John Chapman served sailors looking for guidance today and every day

Matt Boucher figures that if he continued acting the way he did in his younger years, he might be spending time in the Hill County Detention Center today.

But after graduating from high school, he joined the U.S. Marines. It taught him responsibility and gave him a sense of direction.

Today, he is an electrician and a member of Havre City Council.

He figured out that the military was what he needed when he was a junior in high school.

He always liked the Marines because, he said, "they just looked sharp, so clean looking."

He met with the Marine recruiter - who impressed him and quickly signed him up.

After graduating from Havre High School, he went to basic training and was off to San Diego.

Marine life ess just what he needed, he said, looking back at the experience.

"It grew me up. It gave me a lot of what I needed," he said.

He trained to become a helicopter crew chief and graduated from Marine SERE school - survive, evade, resist and escape - an intense two-week program. Then, he was sent to North Carolina to air crew member school.

He was then sent to Hawaii, where he served the rest of his hitch, except for his time in Iraq.

He spent April to November 2007 in Al Asad, Iraq.
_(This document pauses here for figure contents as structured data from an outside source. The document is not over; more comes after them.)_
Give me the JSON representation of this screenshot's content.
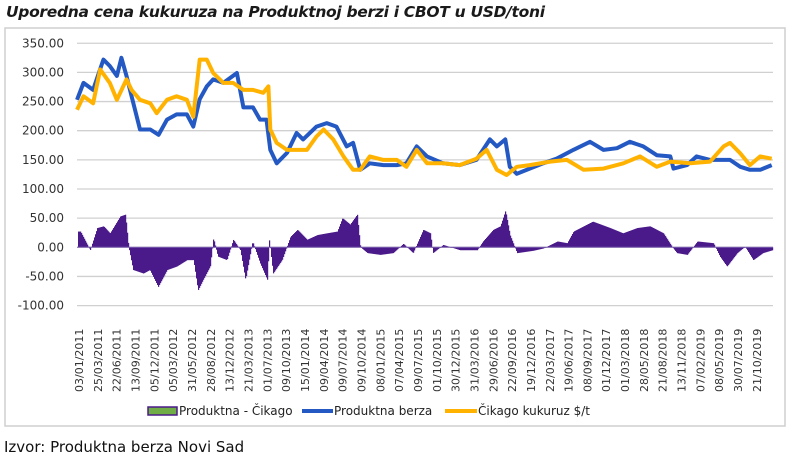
{
  "chart_data": {
    "type": "line",
    "title": "Uporedna cena kukuruza na Produktnoj berzi i CBOT u USD/toni",
    "source": "Izvor: Produktna berza Novi Sad",
    "x_unit": "months since January 2011",
    "ylim": [
      -100,
      350
    ],
    "yticks": [
      "350.00",
      "300.00",
      "250.00",
      "200.00",
      "150.00",
      "100.00",
      "50.00",
      "0.00",
      "-50.00",
      "-100.00"
    ],
    "ytick_values": [
      350,
      300,
      250,
      200,
      150,
      100,
      50,
      0,
      -50,
      -100
    ],
    "xtick_labels": [
      "03/01/2011",
      "25/03/2011",
      "22/06/2011",
      "13/09/2011",
      "05/12/2011",
      "05/03/2012",
      "31/05/2012",
      "28/08/2012",
      "13/12/2012",
      "21/03/2013",
      "01/07/2013",
      "09/10/2013",
      "15/01/2014",
      "09/04/2014",
      "09/07/2014",
      "09/10/2014",
      "08/01/2015",
      "07/04/2015",
      "09/07/2015",
      "01/10/2015",
      "30/12/2015",
      "31/03/2016",
      "29/06/2016",
      "22/09/2016",
      "19/12/2016",
      "22/03/2017",
      "19/06/2017",
      "08/09/2017",
      "01/12/2017",
      "01/03/2018",
      "28/05/2018",
      "21/08/2018",
      "13/11/2018",
      "07/02/2019",
      "08/05/2019",
      "30/07/2019",
      "21/10/2019"
    ],
    "grid": true,
    "legend_position": "bottom",
    "series": [
      {
        "name": "Produktna - Čikago",
        "kind": "bar",
        "color": "#4b1a8a",
        "legend_fill": "#70ad47",
        "points": [
          [
            0.2,
            27
          ],
          [
            1.7,
            -5
          ],
          [
            2.8,
            33
          ],
          [
            3.8,
            36
          ],
          [
            4.8,
            24
          ],
          [
            6.4,
            53
          ],
          [
            7.2,
            56
          ],
          [
            7.7,
            0
          ],
          [
            8.4,
            -39
          ],
          [
            10,
            -45
          ],
          [
            11,
            -39
          ],
          [
            12.3,
            -68
          ],
          [
            13.7,
            -39
          ],
          [
            15.2,
            -33
          ],
          [
            16.8,
            -22
          ],
          [
            17.8,
            -22
          ],
          [
            18.5,
            -74
          ],
          [
            19.3,
            -56
          ],
          [
            20.4,
            -33
          ],
          [
            20.9,
            16
          ],
          [
            21.6,
            -16
          ],
          [
            23,
            -22
          ],
          [
            24,
            13
          ],
          [
            25.1,
            -5
          ],
          [
            25.9,
            -56
          ],
          [
            27,
            10
          ],
          [
            28.2,
            -28
          ],
          [
            29.3,
            -56
          ],
          [
            29.6,
            13
          ],
          [
            30.2,
            -45
          ],
          [
            31.6,
            -22
          ],
          [
            32.9,
            18
          ],
          [
            34,
            30
          ],
          [
            35.5,
            13
          ],
          [
            37.1,
            21
          ],
          [
            38.6,
            24
          ],
          [
            40.2,
            27
          ],
          [
            41,
            50
          ],
          [
            42.2,
            39
          ],
          [
            43.3,
            56
          ],
          [
            43.8,
            0
          ],
          [
            44.9,
            -10
          ],
          [
            46.9,
            -13
          ],
          [
            48.9,
            -10
          ],
          [
            50.5,
            6
          ],
          [
            52,
            -10
          ],
          [
            53.6,
            30
          ],
          [
            54.7,
            24
          ],
          [
            55.1,
            -10
          ],
          [
            56.7,
            4
          ],
          [
            59.3,
            -5
          ],
          [
            62,
            -5
          ],
          [
            62.9,
            10
          ],
          [
            64.5,
            30
          ],
          [
            65.6,
            36
          ],
          [
            66.4,
            63
          ],
          [
            67.1,
            21
          ],
          [
            68.2,
            -10
          ],
          [
            70.7,
            -6
          ],
          [
            72.3,
            -2
          ],
          [
            74.5,
            10
          ],
          [
            76,
            7
          ],
          [
            77,
            27
          ],
          [
            80,
            44
          ],
          [
            82.7,
            33
          ],
          [
            84.7,
            24
          ],
          [
            86.9,
            33
          ],
          [
            88.9,
            36
          ],
          [
            91,
            24
          ],
          [
            92.4,
            0
          ],
          [
            93.1,
            -10
          ],
          [
            94.7,
            -13
          ],
          [
            96.3,
            10
          ],
          [
            98.8,
            7
          ],
          [
            99.8,
            -16
          ],
          [
            100.9,
            -33
          ],
          [
            102.5,
            -10
          ],
          [
            103.7,
            1
          ],
          [
            105,
            -22
          ],
          [
            106.5,
            -10
          ],
          [
            108,
            -5
          ]
        ]
      },
      {
        "name": "Produktna berza",
        "kind": "line",
        "color": "#2458c2",
        "points": [
          [
            -0.4,
            253
          ],
          [
            0.7,
            282
          ],
          [
            2.2,
            270
          ],
          [
            3.8,
            322
          ],
          [
            4.8,
            311
          ],
          [
            5.9,
            294
          ],
          [
            6.6,
            325
          ],
          [
            7.4,
            294
          ],
          [
            8.2,
            259
          ],
          [
            9.5,
            202
          ],
          [
            11.1,
            202
          ],
          [
            12.4,
            193
          ],
          [
            13.7,
            219
          ],
          [
            15.2,
            228
          ],
          [
            16.8,
            228
          ],
          [
            17.8,
            207
          ],
          [
            18.8,
            254
          ],
          [
            19.9,
            276
          ],
          [
            20.9,
            288
          ],
          [
            22.5,
            282
          ],
          [
            24.6,
            299
          ],
          [
            25.6,
            240
          ],
          [
            27.1,
            240
          ],
          [
            28.2,
            219
          ],
          [
            29.2,
            219
          ],
          [
            29.8,
            167
          ],
          [
            30.8,
            144
          ],
          [
            32.4,
            162
          ],
          [
            33.9,
            196
          ],
          [
            34.9,
            185
          ],
          [
            37,
            207
          ],
          [
            38.6,
            213
          ],
          [
            40.1,
            207
          ],
          [
            41.7,
            173
          ],
          [
            42.7,
            179
          ],
          [
            43.8,
            133
          ],
          [
            45.3,
            144
          ],
          [
            47.4,
            141
          ],
          [
            49.5,
            141
          ],
          [
            51,
            144
          ],
          [
            52.6,
            173
          ],
          [
            54.2,
            156
          ],
          [
            56.7,
            144
          ],
          [
            59.3,
            141
          ],
          [
            61.9,
            150
          ],
          [
            64,
            185
          ],
          [
            65.1,
            173
          ],
          [
            66.4,
            185
          ],
          [
            67.1,
            138
          ],
          [
            68.2,
            126
          ],
          [
            70.2,
            135
          ],
          [
            72.3,
            144
          ],
          [
            74.4,
            152
          ],
          [
            77,
            167
          ],
          [
            79.6,
            181
          ],
          [
            81.7,
            167
          ],
          [
            83.8,
            170
          ],
          [
            85.8,
            181
          ],
          [
            87.9,
            173
          ],
          [
            90,
            158
          ],
          [
            92.1,
            156
          ],
          [
            92.6,
            135
          ],
          [
            94.7,
            141
          ],
          [
            96.2,
            156
          ],
          [
            98.3,
            150
          ],
          [
            100.4,
            150
          ],
          [
            101.4,
            150
          ],
          [
            103,
            138
          ],
          [
            104.5,
            133
          ],
          [
            106.1,
            133
          ],
          [
            107.9,
            141
          ]
        ]
      },
      {
        "name": "Čikago kukuruz $/t",
        "kind": "line",
        "color": "#ffb300",
        "points": [
          [
            -0.4,
            236
          ],
          [
            0.7,
            259
          ],
          [
            2.2,
            247
          ],
          [
            3.3,
            305
          ],
          [
            4.8,
            282
          ],
          [
            5.9,
            253
          ],
          [
            7.4,
            288
          ],
          [
            8.2,
            270
          ],
          [
            9.5,
            253
          ],
          [
            11.1,
            247
          ],
          [
            12.1,
            230
          ],
          [
            13.7,
            253
          ],
          [
            15.2,
            259
          ],
          [
            16.8,
            253
          ],
          [
            17.8,
            224
          ],
          [
            18.8,
            322
          ],
          [
            19.9,
            322
          ],
          [
            20.9,
            299
          ],
          [
            22.5,
            282
          ],
          [
            24,
            282
          ],
          [
            25.6,
            270
          ],
          [
            27.1,
            270
          ],
          [
            28.7,
            265
          ],
          [
            29.5,
            276
          ],
          [
            29.8,
            202
          ],
          [
            30.8,
            179
          ],
          [
            32.4,
            167
          ],
          [
            33.9,
            167
          ],
          [
            35.5,
            167
          ],
          [
            37,
            190
          ],
          [
            38.1,
            202
          ],
          [
            39.6,
            185
          ],
          [
            41.2,
            156
          ],
          [
            42.7,
            133
          ],
          [
            43.8,
            133
          ],
          [
            45.3,
            156
          ],
          [
            47.4,
            150
          ],
          [
            49.5,
            150
          ],
          [
            51,
            138
          ],
          [
            52.6,
            167
          ],
          [
            54.2,
            144
          ],
          [
            56.7,
            144
          ],
          [
            59.3,
            141
          ],
          [
            61.9,
            152
          ],
          [
            63.5,
            167
          ],
          [
            65.1,
            133
          ],
          [
            66.6,
            124
          ],
          [
            68.2,
            138
          ],
          [
            70.2,
            141
          ],
          [
            73.4,
            147
          ],
          [
            76,
            150
          ],
          [
            78.6,
            133
          ],
          [
            81.7,
            135
          ],
          [
            84.8,
            144
          ],
          [
            87.4,
            156
          ],
          [
            90,
            138
          ],
          [
            92.1,
            147
          ],
          [
            95.2,
            144
          ],
          [
            98.3,
            147
          ],
          [
            100.4,
            173
          ],
          [
            101.4,
            179
          ],
          [
            103,
            161
          ],
          [
            104.5,
            141
          ],
          [
            106.1,
            156
          ],
          [
            107.9,
            152
          ]
        ]
      }
    ]
  }
}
The deployment came six weeks after he got married.

He said his experience was similar to what many military people describe.

At first, he said, time flew by, then the next thing he knew, he had one month left.

That's when paranoia set in, he said.

He was sure that after getting through so much, the last month would be the problem.

Not so, fortunately, and he went back to Hawaii.

He developed close friends in the Marines, he said, and the service developed his personality, so he considered re-enlisting.

He thought about it long and hard, he said, but decided to move ahead with his life and came back to his hometown.

But Boucher often thinks of his experiences in the Marines, and he stays in touch via Facebook with many of the friends he made.

As Veterans Day approaches, he said, he thinks about his service a little bit more.

"In my day-to-day life, I don't think about it much," he said, "but I have a real sense of pride."

And he knows that there is one group he can go to when he needs to talk to someone.

"I'm not one to walk around waiting for someone to say 'thank you for your service,'" he said.

But it's great being able to talk to veterans - from any service or any era.

"I can strike up a conversation with any veteran," he said, and he always thanks them.

"Veterans deserve thanks," he said.

He has only one regret.

It's tough, he said, watching television and seeing areas he fought to defend now falling to the enemy - ISIS this time.